Sabtu, 14 April 2018

Art of Facing Bully (Part 1) - Guardian Angel



Bully. Salah satu momok dan sumber kekhawatiran orangtua manapun di jagad raya. Termasuk saya. Apalagi koleksi anak cowok saya ada empat orang. Kan konon katanya menurut gosip kabar burung, cah lanang lebih potensial berhadapan dengan buli-membuli.

Menurut teori parenting kekinian, salah satu antisipasi yang dapat dilakukan untuk mengatasi bully adalah dengan mengajarkan anak untuk bisa:
bicara
lawan
lapor
lari
bila perlu dilengkapi dengan melakukan role play atau simulasi latihan di rumah.

Yang tersebut di atas adalah ilmu kekinian yang baru beberapa tahun ini saya ketahui setelah rajin ikut workshop parenting hehe..

Jaman dulu ketika anak pertama dan kedua saya baru masuk usia SD sih, saya hanya mengajarkan dasar konsep hukum qishoh secara islam pada anak-anak..

jika ada yang memukul, boleh silahkan membalas pukul di tempat yang sama..
dengan catatan: tidak boleh membalas di area wajah, kepala dan bagian tengah tubuh..
Buka atlas anatomi tubuh juga untuk menjelaskan bahwa bagian tengah tubuh banyak memiliki organ penting.. sehingga beresiko fatal jika terkena kekerasan fisik..
Hanya boleh membalas secara fisik di bagian tangan atau kaki..
Namun jika ingin memaafkan dan mengikhlaskan pun tak masalah.

Kebetulan, kelima anak saya memiliki karakter dasar yang berbeda-beda satu sama lain...
Sehingga walaupun saya menanamkan (memberi teori arahan) yang sama pada semua anak sebagai landasan untuk "menghadapi" potensi bully dari lingkungan sekitar, namun ternyata kelima anak saya memiliki cara dan seni implementasinya masing-masing saat berhadapan dengan tindak bully.

So, lets the story begin…

Rhuma (16th), karakter dasarnya asertif dan reaksioner. Kalau kata orang betawi tipe yang "Lu jual gua beli."

Kalau dipukul pasti balas pukul, kalau ditendang juga balas tendang. Untuk Rhuma saya sangat wanti-wanti agar JANGAN pernah memulai tindakan fisik lebih dulu.
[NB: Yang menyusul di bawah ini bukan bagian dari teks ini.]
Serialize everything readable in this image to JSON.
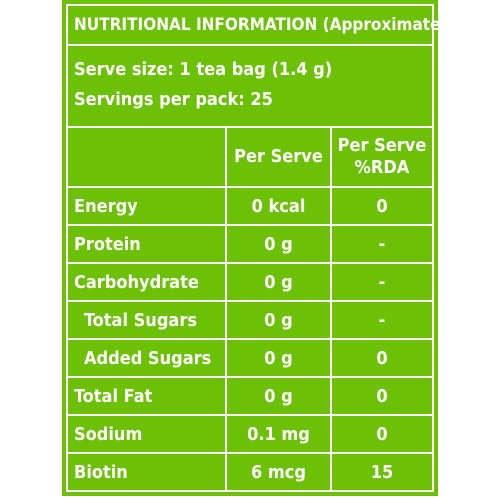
{
  "title": "NUTRITIONAL INFORMATION (Approximate values)",
  "serve_size": "Serve size: 1 tea bag (1.4 g)",
  "servings": "Servings per pack: 25",
  "headers": {
    "nutrient": "",
    "per_serve": "Per Serve",
    "rda_line1": "Per Serve",
    "rda_line2": "%RDA"
  },
  "rows": [
    {
      "label": "Energy",
      "value": "0 kcal",
      "rda": "0"
    },
    {
      "label": "Protein",
      "value": "0 g",
      "rda": "-"
    },
    {
      "label": "Carbohydrate",
      "value": "0 g",
      "rda": "-"
    },
    {
      "label": "Total Sugars",
      "value": "0 g",
      "rda": "-"
    },
    {
      "label": "Added Sugars",
      "value": "0 g",
      "rda": "0"
    },
    {
      "label": "Total Fat",
      "value": "0 g",
      "rda": "0"
    },
    {
      "label": "Sodium",
      "value": "0.1 mg",
      "rda": "0"
    },
    {
      "label": "Biotin",
      "value": "6 mcg",
      "rda": "15"
    }
  ],
  "colors": {
    "panel_background": "#6cc107",
    "text_and_lines": "#ffffff"
  }
}
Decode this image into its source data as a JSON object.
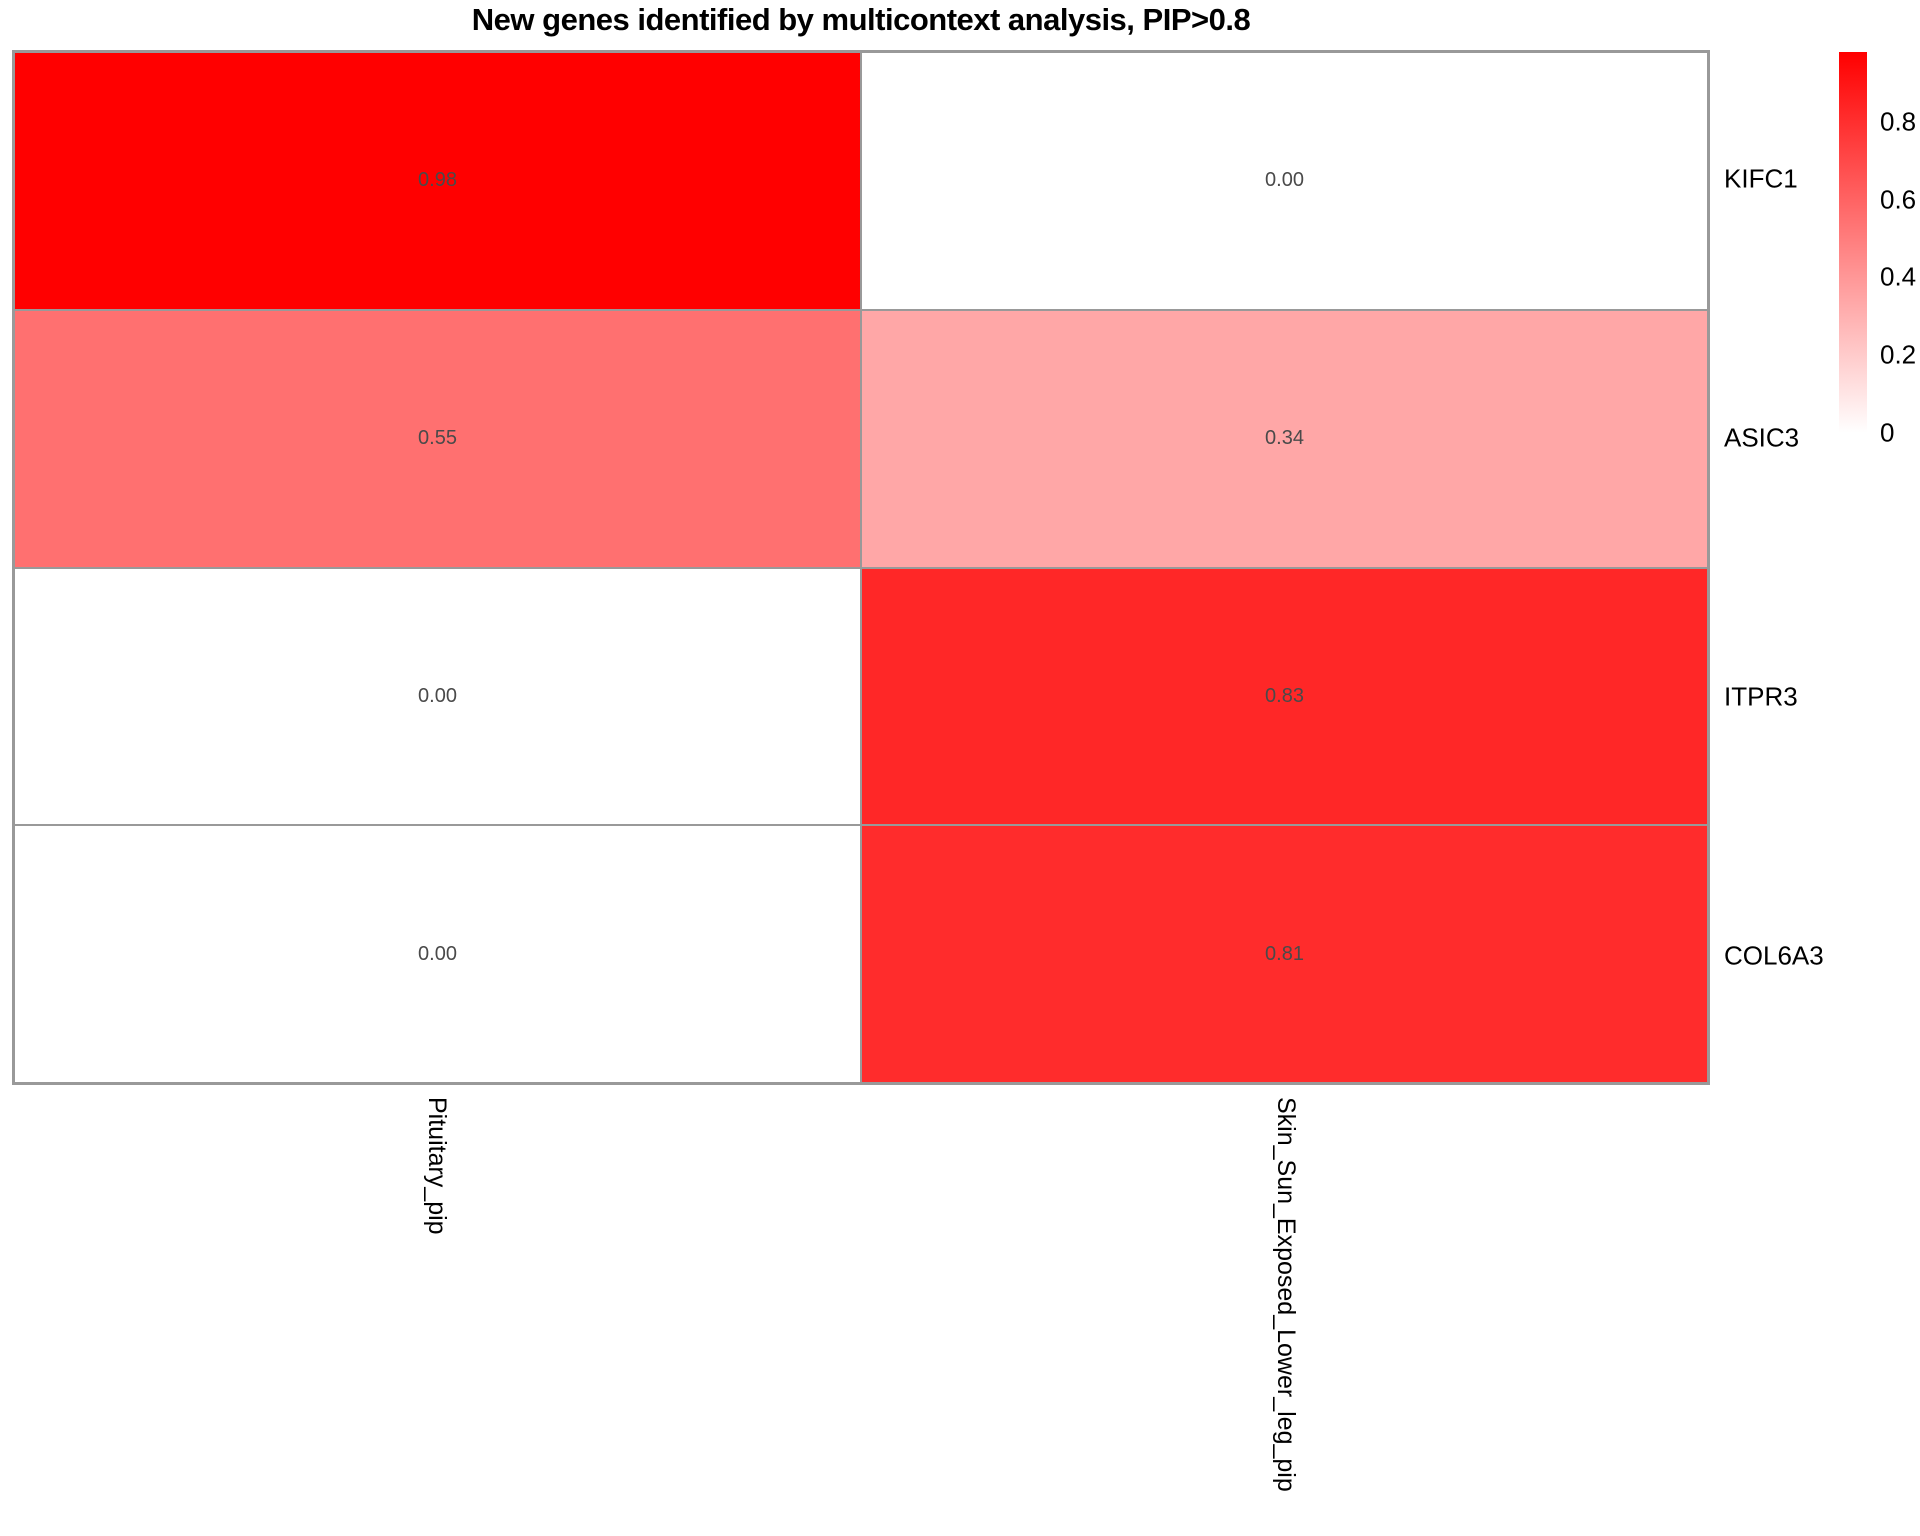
{
  "title": "New genes identified by multicontext analysis, PIP>0.8",
  "chart_data": {
    "type": "heatmap",
    "title": "New genes identified by multicontext analysis, PIP>0.8",
    "rows": [
      "KIFC1",
      "ASIC3",
      "ITPR3",
      "COL6A3"
    ],
    "columns": [
      "Pituitary_pip",
      "Skin_Sun_Exposed_Lower_leg_pip"
    ],
    "values": [
      [
        0.98,
        0.0
      ],
      [
        0.55,
        0.34
      ],
      [
        0.0,
        0.83
      ],
      [
        0.0,
        0.81
      ]
    ],
    "value_labels": [
      [
        "0.98",
        "0.00"
      ],
      [
        "0.55",
        "0.34"
      ],
      [
        "0.00",
        "0.83"
      ],
      [
        "0.00",
        "0.81"
      ]
    ],
    "color_scale": {
      "min": 0,
      "max": 0.98,
      "min_color": "#FFFFFF",
      "max_color": "#FF0000"
    },
    "legend": {
      "position": "right",
      "tick_labels": [
        "0.8",
        "0.6",
        "0.4",
        "0.2",
        "0"
      ],
      "tick_values": [
        0.8,
        0.6,
        0.4,
        0.2,
        0
      ]
    },
    "grid_border_color": "#999999",
    "number_color": "#4a4a4a",
    "background": "#ffffff"
  }
}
Supaya lebih dulu bicara sebelum balas main fisik. Tapi jika terpaksa, kalau mau melakukan qishosh, silahkan.

Sejak Rhuma kelas satu SD saya sampai merasa perlu menjelaskan tentang resiko tuntutan hukum pidana jika lebih dulu main fisik. Karena temperamennya waktu kecil sangat meledak-ledak.

Sejak kelas 1 SD beberapa kali diselengkat teman saat sedang berjalan di lorong sekolah, karena saat ulangan tidak mau memberi contekan. Beberapa kali berakhir dengan saling tonjok sebelum akhirnya dipisahkan oleh Bu Guru. Alhamdulillah Rhuma selalu berhasil menahan diri untuk tidak mulai pukul duluan, dan ini disaksikan olah banyak temannya, bahwa Rhuma hanya membela diri. Sehingga lama kelamaan para guru paham, jika Rhuma adu jotos dengan oknum temannya, itu pasti karena membela diri.

Tantangannya mulai terasa saat Roha yang harus berhadapan dengan potensi bully. Roha (15th) anak kedua yang selisih usianya hanya 11 bulan dengan abangnya. Adalah anak spesial dengan ADHD. Mungkin karena faktor ADHD-nya itu, atau mungkin karena salah satu karakter dasarnya lebih dominan ‘feeling’ daripada ‘thinking’, atau entah saya yang belum berhasil menanamkan ‘boundaries' pada Roha saat itu, Roha seringkali tidak sadar bahwa telah mendapat perilaku bully dari temannya..

Hal ini ternyata juga diamati oleh salah satu gurunya. Karena pernah pak guru berkata, "Mama Roha, saya tuh kadang lihat menurut saya Roha dibully dikerjain sama temannya, tapi Roha-nya kok kayak ga ngeh. Ga selalu bully fisik juga sih Mam.. Kalau saya kebetulan lihat sih pasti langsung saya turun tangan. Tapi kadang saya kepikiran juga, kalau saya pas ga lihat gimana ya?"

Menimbang kondisi Roha yang bermasalah dengan fokusnya, dan melihat karakter Rhuma yang super asertif, saya dan suami akhirnya mem-plot Rhuma menjadi 'guardian angel' bagi Roha di sekolah.

Suami selalu berpesan agar Rhuma menjaga adiknya di sekolah. Juga berpesan pada Roha, supaya kalau ada apa-apa, diganggu teman dll, agar segera lapor ke Bang Rhuma.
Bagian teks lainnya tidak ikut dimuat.